I thought there were some interesting gems in this piece from Martha Whitehead and Steve Toubon on user-genrated content in the library catalogue. Some examples:
Non-librarians do not limit (i.e., use facets) very much. Librarians want to help; users want to be independent. For recently-returned books, user can say how useful it was and for which course (from list). Provide brief survey of what user used in the book (whole thing, just a chapter and which one), etc. "How is this related to other texts"?
This brings to mind some of the discussion we are having here at UPEI with respect to the OPAC and the new things we can do with our open source framework. Finding a way for students to add value to the kernel which is a bib record is key to that innovation. For example, finding an easy way for students to submit their bibliographies from papers (ideally in something like RefWorks which can then be linked to specific items) I think would be an incredibly powerful addition to a bib entity. Combined with an "exit interview" re value of the item as this piece discusses would be very powerful indeed. Now, we just need to work out HOW...

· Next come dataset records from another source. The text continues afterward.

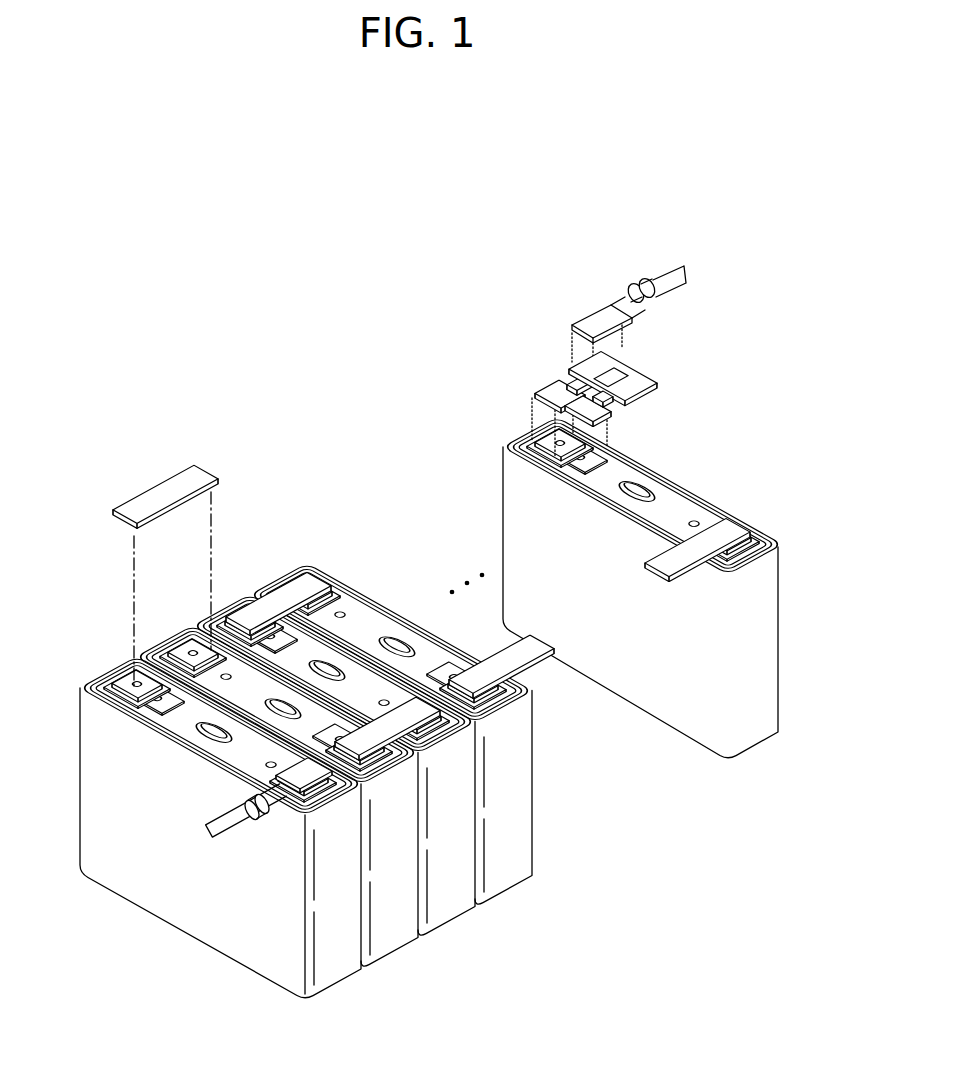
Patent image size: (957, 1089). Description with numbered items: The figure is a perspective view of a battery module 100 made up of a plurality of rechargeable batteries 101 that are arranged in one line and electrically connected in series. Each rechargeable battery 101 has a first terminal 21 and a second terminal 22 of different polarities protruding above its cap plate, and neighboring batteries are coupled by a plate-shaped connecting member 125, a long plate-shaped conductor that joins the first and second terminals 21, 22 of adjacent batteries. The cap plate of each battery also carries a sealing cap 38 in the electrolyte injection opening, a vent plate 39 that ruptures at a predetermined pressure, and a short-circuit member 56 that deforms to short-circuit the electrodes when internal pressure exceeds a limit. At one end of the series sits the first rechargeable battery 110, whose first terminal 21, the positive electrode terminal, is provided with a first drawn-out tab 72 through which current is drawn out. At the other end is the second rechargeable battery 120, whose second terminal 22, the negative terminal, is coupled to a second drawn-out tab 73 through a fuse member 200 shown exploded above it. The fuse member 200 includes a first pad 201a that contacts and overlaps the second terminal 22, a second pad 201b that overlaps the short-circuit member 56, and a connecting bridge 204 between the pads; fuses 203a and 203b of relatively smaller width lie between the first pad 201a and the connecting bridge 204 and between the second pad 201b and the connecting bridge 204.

The battery module 100 is at (257, 291).
The first rechargeable battery 110 is at (182, 932).
The second rechargeable battery 120 is at (694, 744).
The rechargeable battery 101 is at (410, 953).
The connecting member 125 is at (162, 494).
The first terminal 21 is at (186, 643).
The second terminal 22 is at (116, 686).
The short-circuit member 56 is at (155, 703).
The first drawn-out tab 72 is at (292, 795).
The second drawn-out tab 73 is at (606, 318).
The sealing cap 38 is at (692, 518).
The vent plate 39 is at (641, 488).
The fuse member 200 is at (382, 405).
The first pad 201a is at (545, 395).
The second pad 201b is at (610, 411).
The fuse 203a is at (562, 385).
The fuse 203b is at (612, 397).
The connecting bridge 204 is at (640, 365).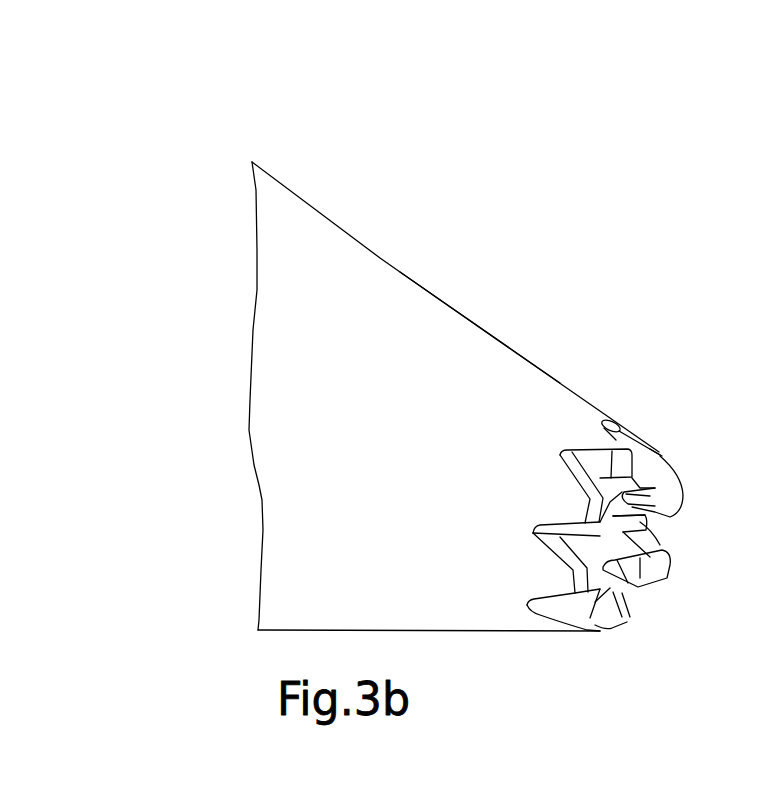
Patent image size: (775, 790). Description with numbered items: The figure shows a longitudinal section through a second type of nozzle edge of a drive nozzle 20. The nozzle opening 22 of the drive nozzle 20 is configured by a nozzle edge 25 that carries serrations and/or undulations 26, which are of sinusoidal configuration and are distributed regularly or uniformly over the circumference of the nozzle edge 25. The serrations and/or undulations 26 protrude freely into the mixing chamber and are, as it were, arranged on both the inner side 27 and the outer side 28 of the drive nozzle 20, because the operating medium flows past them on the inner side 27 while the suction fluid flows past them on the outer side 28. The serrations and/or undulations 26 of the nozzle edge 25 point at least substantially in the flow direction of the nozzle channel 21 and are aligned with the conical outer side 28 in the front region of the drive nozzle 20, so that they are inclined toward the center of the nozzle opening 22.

The drive nozzle 20 is at (224, 95).
The nozzle channel 21 is at (606, 552).
The nozzle opening 22 is at (654, 498).
The nozzle edge 25 is at (671, 448).
The serrations and/or undulations 26 is at (620, 422).
The inner side 27 is at (626, 523).
The outer side 28 is at (513, 358).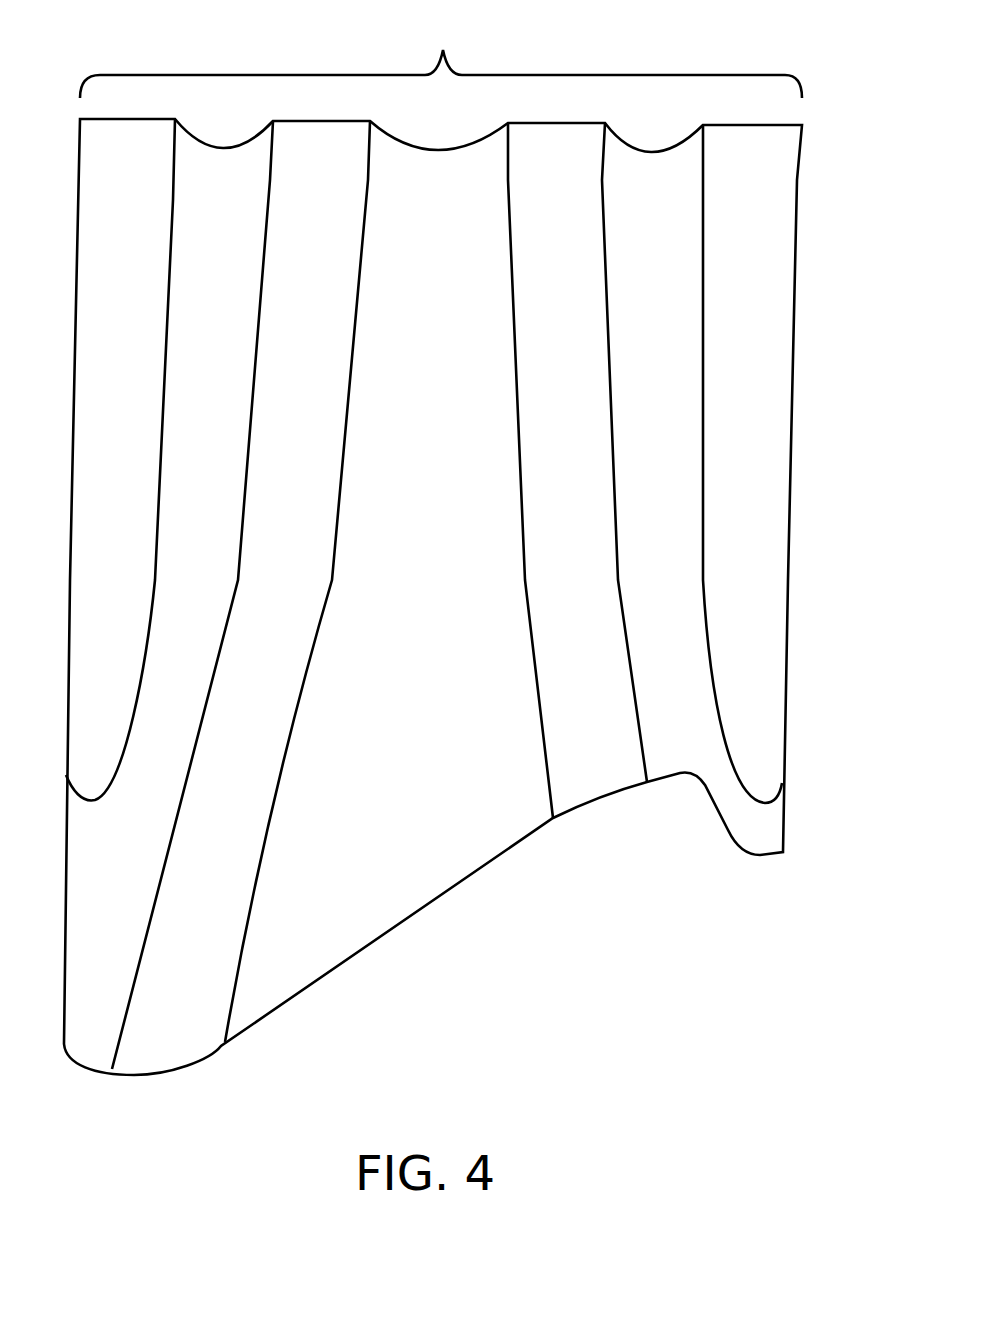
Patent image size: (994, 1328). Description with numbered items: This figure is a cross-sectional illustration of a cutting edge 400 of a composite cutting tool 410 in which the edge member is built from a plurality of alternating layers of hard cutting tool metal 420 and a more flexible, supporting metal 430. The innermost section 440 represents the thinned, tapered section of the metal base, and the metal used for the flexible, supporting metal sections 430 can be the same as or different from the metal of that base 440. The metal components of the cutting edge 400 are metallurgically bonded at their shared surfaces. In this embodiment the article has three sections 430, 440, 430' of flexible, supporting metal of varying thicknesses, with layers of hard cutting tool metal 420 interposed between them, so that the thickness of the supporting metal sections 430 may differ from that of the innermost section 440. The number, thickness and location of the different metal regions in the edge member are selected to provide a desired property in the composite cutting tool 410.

The cutting edge 400 is at (443, 48).
The composite cutting tool 410 is at (812, 353).
The hard cutting tool metal 420 is at (141, 563).
The flexible, supporting metal 430 is at (147, 459).
The flexible, supporting metal section 430' is at (648, 452).
The innermost section 440 is at (461, 565).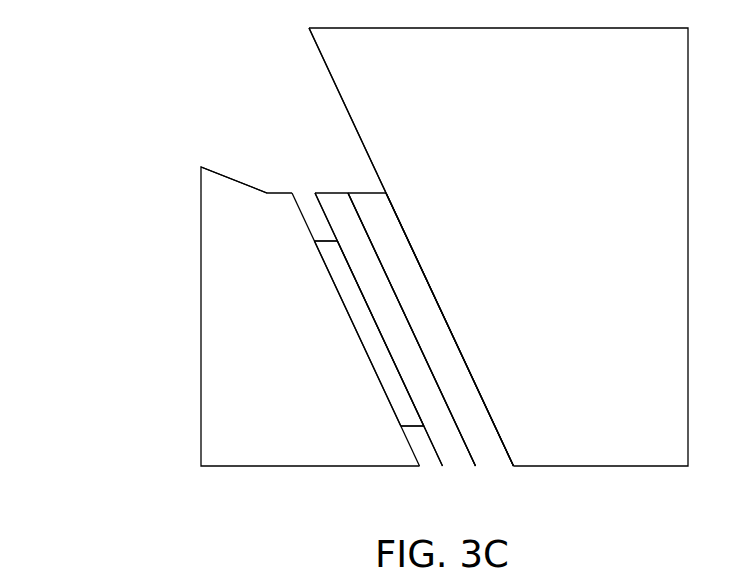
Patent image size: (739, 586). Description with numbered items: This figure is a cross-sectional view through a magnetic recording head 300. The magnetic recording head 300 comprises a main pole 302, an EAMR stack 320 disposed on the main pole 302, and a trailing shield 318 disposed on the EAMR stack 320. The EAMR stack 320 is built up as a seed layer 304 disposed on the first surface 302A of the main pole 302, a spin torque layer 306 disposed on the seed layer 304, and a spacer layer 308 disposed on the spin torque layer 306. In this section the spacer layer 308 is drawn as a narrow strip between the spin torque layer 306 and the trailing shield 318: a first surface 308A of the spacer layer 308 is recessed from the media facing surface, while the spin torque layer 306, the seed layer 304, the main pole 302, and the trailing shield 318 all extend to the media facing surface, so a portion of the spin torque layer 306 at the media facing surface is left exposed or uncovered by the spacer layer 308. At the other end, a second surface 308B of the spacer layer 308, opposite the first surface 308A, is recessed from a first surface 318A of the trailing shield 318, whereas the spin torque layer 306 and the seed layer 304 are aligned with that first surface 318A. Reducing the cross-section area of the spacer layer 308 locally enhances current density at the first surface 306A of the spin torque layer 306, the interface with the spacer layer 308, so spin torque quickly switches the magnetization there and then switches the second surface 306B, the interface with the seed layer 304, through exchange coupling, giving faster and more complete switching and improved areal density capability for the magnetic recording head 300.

The magnetic recording head 300 is at (116, 90).
The main pole 302 is at (560, 100).
The first surface of the main pole 302A is at (330, 73).
The seed layer 304 is at (422, 303).
The spin torque layer 306 is at (336, 203).
The first surface of the STL 306A is at (395, 365).
The second surface of the STL 306B is at (427, 362).
The spacer layer 308 is at (358, 312).
The first surface of the spacer layer 308A is at (422, 428).
The second surface of the spacer layer 308B is at (323, 240).
The trailing shield 318 is at (270, 443).
The first surface of the trailing shield 318A is at (240, 178).
The EAMR stack 320 is at (505, 396).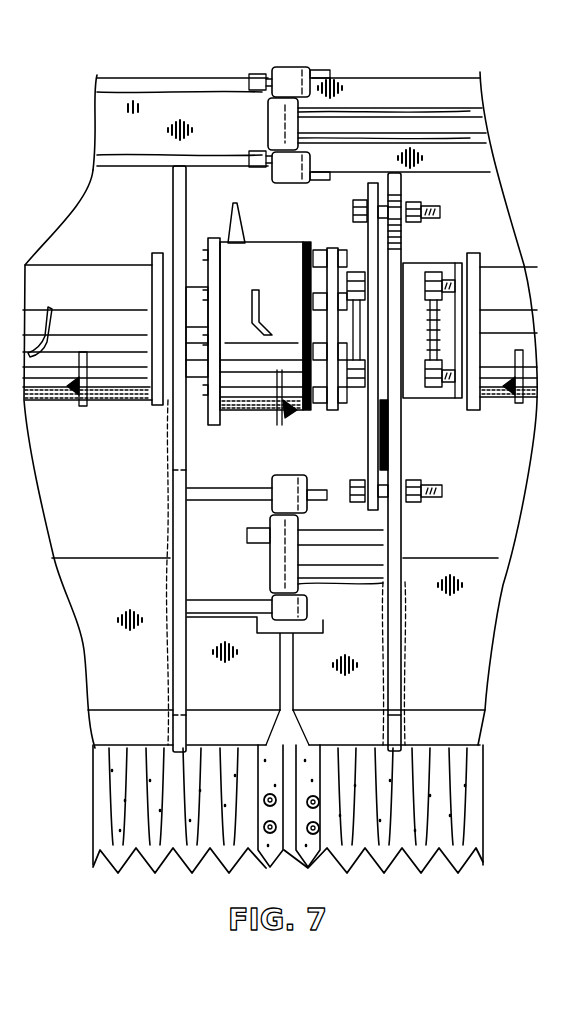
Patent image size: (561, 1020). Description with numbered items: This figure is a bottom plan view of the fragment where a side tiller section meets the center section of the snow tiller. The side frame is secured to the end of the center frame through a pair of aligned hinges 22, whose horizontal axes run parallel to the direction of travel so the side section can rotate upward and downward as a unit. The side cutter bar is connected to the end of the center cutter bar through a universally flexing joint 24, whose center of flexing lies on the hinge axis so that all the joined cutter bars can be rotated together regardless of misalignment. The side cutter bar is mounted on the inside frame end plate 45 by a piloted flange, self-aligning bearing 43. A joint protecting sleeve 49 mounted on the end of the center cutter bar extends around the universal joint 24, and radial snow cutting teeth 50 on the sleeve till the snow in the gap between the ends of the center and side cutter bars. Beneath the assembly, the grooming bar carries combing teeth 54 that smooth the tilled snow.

The hinge 22 is at (283, 68).
The universally flexing joint 24 is at (310, 285).
The piloted flange, self-aligning bearing 43 is at (422, 273).
The inside frame end plate 45 is at (398, 187).
The joint protecting sleeve 49 is at (296, 250).
The radial snow cutting teeth 50 is at (285, 417).
The combing teeth 54 is at (460, 807).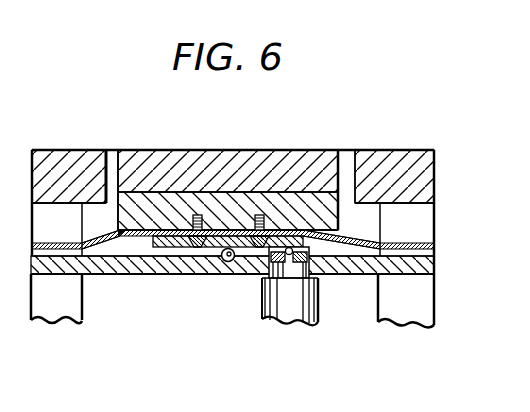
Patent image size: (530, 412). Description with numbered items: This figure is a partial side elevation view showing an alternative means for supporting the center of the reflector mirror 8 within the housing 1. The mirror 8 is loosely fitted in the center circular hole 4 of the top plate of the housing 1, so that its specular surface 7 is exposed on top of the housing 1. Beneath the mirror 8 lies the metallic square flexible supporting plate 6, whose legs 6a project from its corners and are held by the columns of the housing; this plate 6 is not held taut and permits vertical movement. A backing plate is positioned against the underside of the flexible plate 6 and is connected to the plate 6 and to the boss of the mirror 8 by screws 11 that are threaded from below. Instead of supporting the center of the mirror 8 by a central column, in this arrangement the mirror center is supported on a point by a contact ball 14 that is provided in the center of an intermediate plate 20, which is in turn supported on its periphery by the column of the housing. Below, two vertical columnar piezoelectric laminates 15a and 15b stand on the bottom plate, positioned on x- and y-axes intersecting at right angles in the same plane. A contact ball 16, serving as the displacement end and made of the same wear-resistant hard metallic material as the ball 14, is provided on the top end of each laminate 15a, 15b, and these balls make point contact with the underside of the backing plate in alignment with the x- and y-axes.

The housing 1 is at (442, 293).
The center circular hole 4 is at (348, 153).
The flexible supporting plate 6 is at (281, 231).
The legs 6a is at (102, 238).
The specular surface 7 is at (138, 146).
The reflective mirror 8 is at (315, 160).
The screws 11 is at (197, 214).
The contact ball 14 is at (228, 274).
The piezoelectric laminate 15a is at (305, 309).
The piezoelectric laminate 15b is at (289, 262).
The contact ball 16 is at (287, 294).
The intermediate plate 20 is at (113, 270).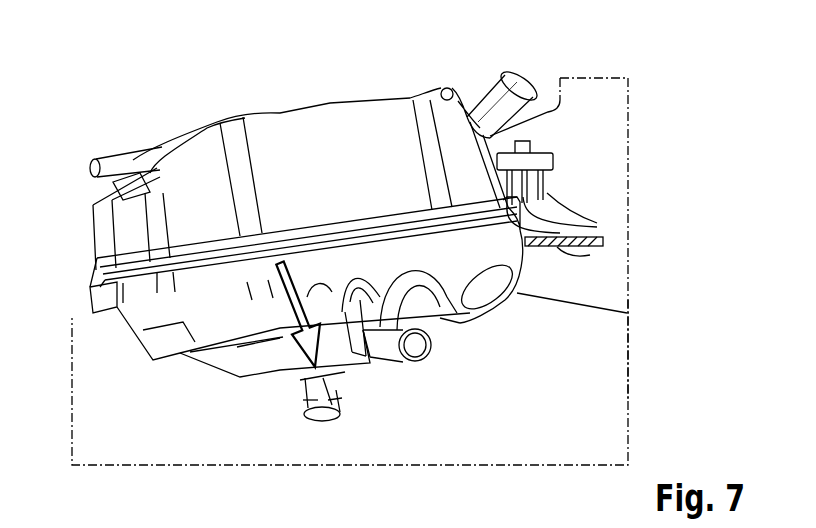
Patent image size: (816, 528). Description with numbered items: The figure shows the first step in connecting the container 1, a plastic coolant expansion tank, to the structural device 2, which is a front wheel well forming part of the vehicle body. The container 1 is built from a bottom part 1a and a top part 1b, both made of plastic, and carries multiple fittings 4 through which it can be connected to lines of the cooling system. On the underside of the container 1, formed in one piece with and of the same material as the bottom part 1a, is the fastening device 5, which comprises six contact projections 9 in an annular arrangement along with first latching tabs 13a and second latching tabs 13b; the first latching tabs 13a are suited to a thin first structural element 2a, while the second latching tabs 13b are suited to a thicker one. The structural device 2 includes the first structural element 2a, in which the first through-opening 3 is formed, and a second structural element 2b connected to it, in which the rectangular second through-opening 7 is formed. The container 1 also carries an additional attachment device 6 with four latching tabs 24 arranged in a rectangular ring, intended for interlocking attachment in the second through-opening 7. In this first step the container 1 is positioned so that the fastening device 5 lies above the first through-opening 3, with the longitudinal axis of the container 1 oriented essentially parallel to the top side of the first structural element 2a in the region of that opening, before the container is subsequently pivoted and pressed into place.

The container 1 is at (350, 97).
The bottom part 1a is at (130, 327).
The top part 1b is at (310, 122).
The structural device 2 is at (671, 335).
The first structural element 2a is at (617, 379).
The second structural element 2b is at (583, 223).
The first through-opening 3 is at (338, 395).
The fittings 4 is at (493, 93).
The fastening device 5 is at (363, 386).
The attachment device 6 is at (562, 160).
The second through-opening 7 is at (557, 247).
The contact projections 9 is at (287, 388).
The first latching tabs 13a is at (307, 397).
The second latching tabs 13b is at (348, 400).
The latching tabs 24 is at (553, 185).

Would it cross any privacy lines to build Last.fm-like functionality into the OPAC, anonymously, so that you add a "patrons who checked out this book also checked out..." feature?
Posted by: Peter Rukavina | October 06, 2008 at 02:05 PM
A tricky one. Mostly because we wouldn't have the Amazon-level activity, so one could "extrapolate" who that person might be since the community is small. I must admit I haven't thought about this from the OPAC perspective, but I would be willing to give it a try and see if the privacy issue would be one.